Over the past six years, starting with former US President Barack Obama's decision in 2014 to return US troops to Iraq to halt an advance of Islamic State forces into Iraq from Syria, the US has led an effort to militarily defeat the extremist group in both countries. But the group has not been extinguished, and McKenzie said it has not abandoned its aspiration to recreate a caliphate and attack the West.
US President Donald Trump has pushed for a full US withdrawal from Syria, saying the conflict there was not worth US sacrifices, although there currently are at least several hundred US troops there working with local forces to solidify gains against ISIS. The US also has about 3,000 troops still in Iraq; on Tuesday the Pentagon announced that Trump had ordered a draw-down to 2,500 in Iraq with no change for Syria.
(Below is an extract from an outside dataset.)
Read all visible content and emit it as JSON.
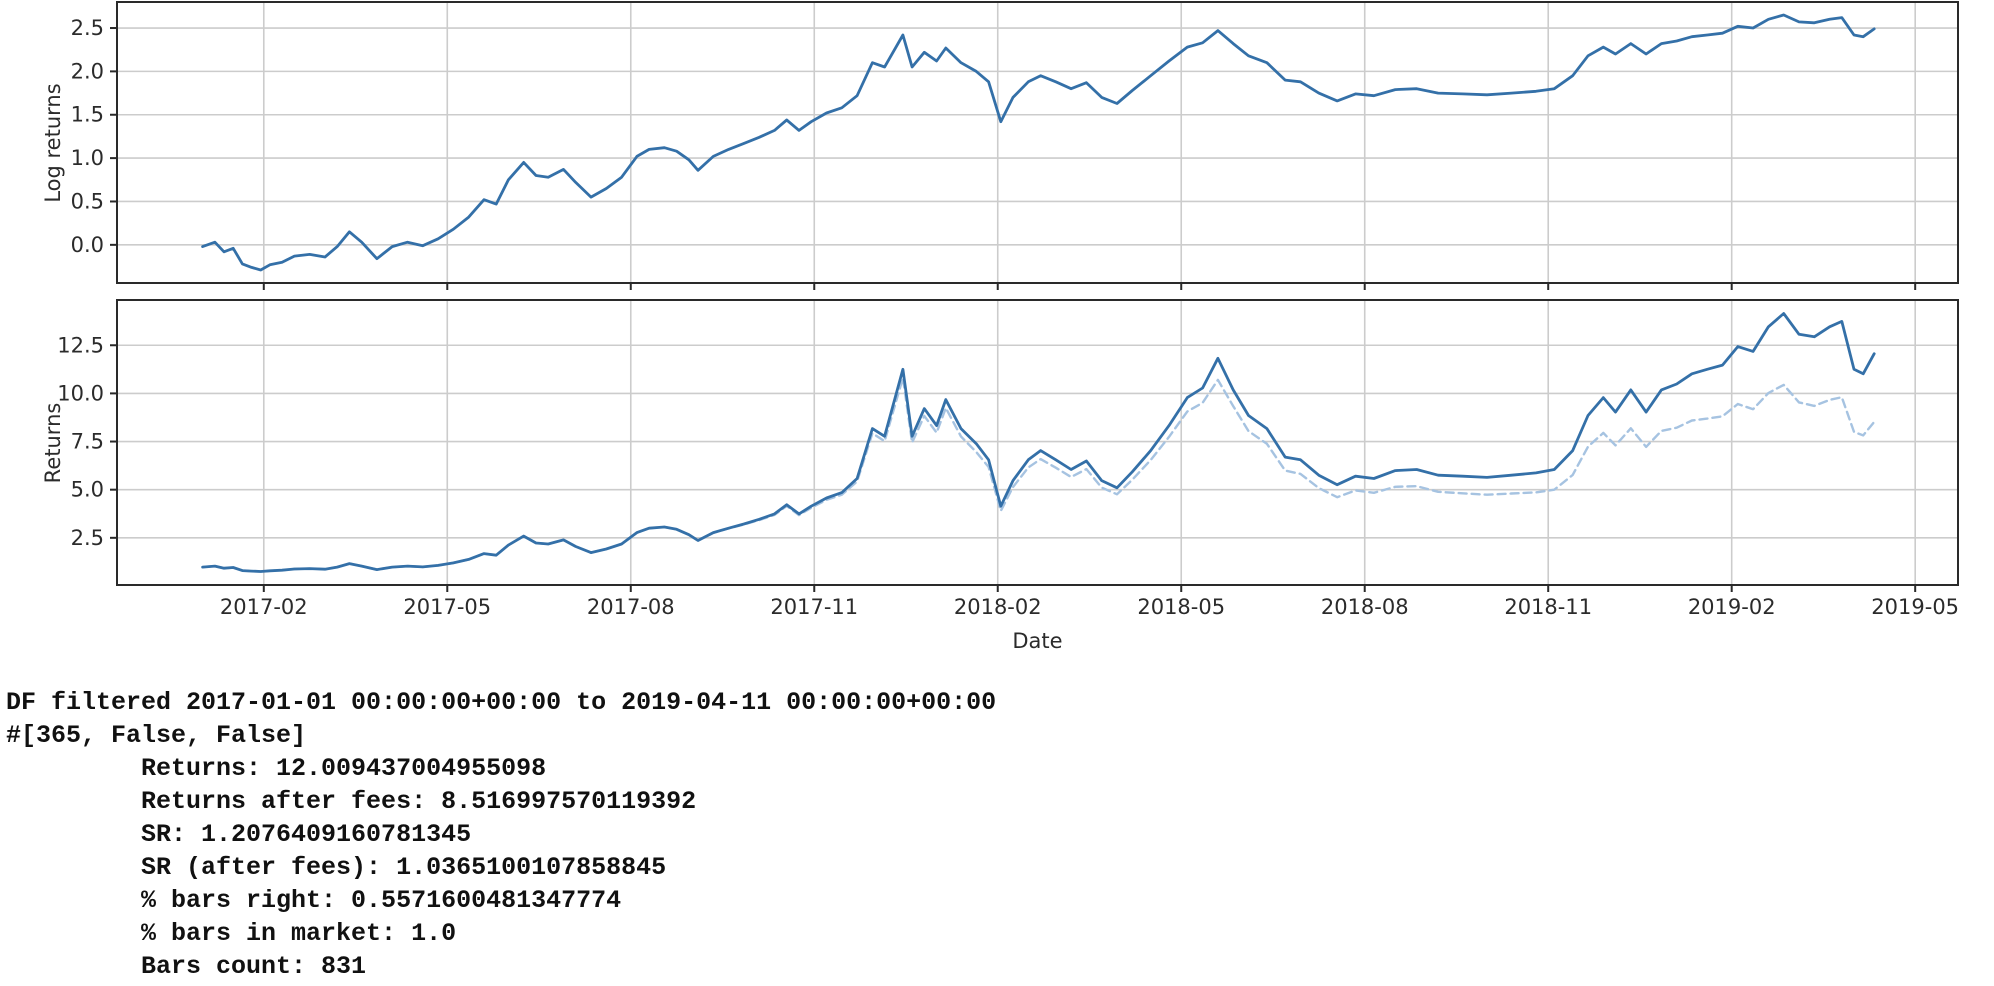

Rep. Liz Cheney, a Wyoming Republican, said Trump was in danger of repeating Obama's mistake of pulling out of Iraq in 2011 shortly after defeating al-Qaida there, a move she said led to the rise of the Islamic State.
"Decisions about troop levels should be made based on conditions on the ground not political timetables in Washington," Cheney said. "Cutting troop levels in Afghanistan to 2,500 puts at risk our efforts to prevent terrorists from establishing safe havens from which they could again attack the United States."
Another Republican, Sen. Lisa Murkowski of Alaska, called it troubling that Trump acted during the transition to a new president. She urged a "pause" in major shifts in the US military posture globally.
President-elect Joe Biden has long argued for bringing most US troops home from the wars in the Middle East and Afghanistan while narrowly focusing the US military on defeating ISIS and al-Qaida.
Trump has pushed for the repatriation of foreign fighters in Syria, but their home countries have largely refused to take them back.
In the short run, McKenzie said, ISIS is in no position to pose a major security threat to the United States. The al-Qaida extremist group and like-minded terrorists also are severely hobbled but not eliminated, he said.
Pressure put on these groups by the US military and other organizations has made it difficult for them to transfer the funds, organize the plans and move the people needed to conduct external attacks from Iraq or Syria, he said.
"Because when you are running for your life up and down the Euphrates River Valley, listening to the noise of an armed MQ-9 drone overhead, it's hard to think about conducting attack planning against Detroit," he said.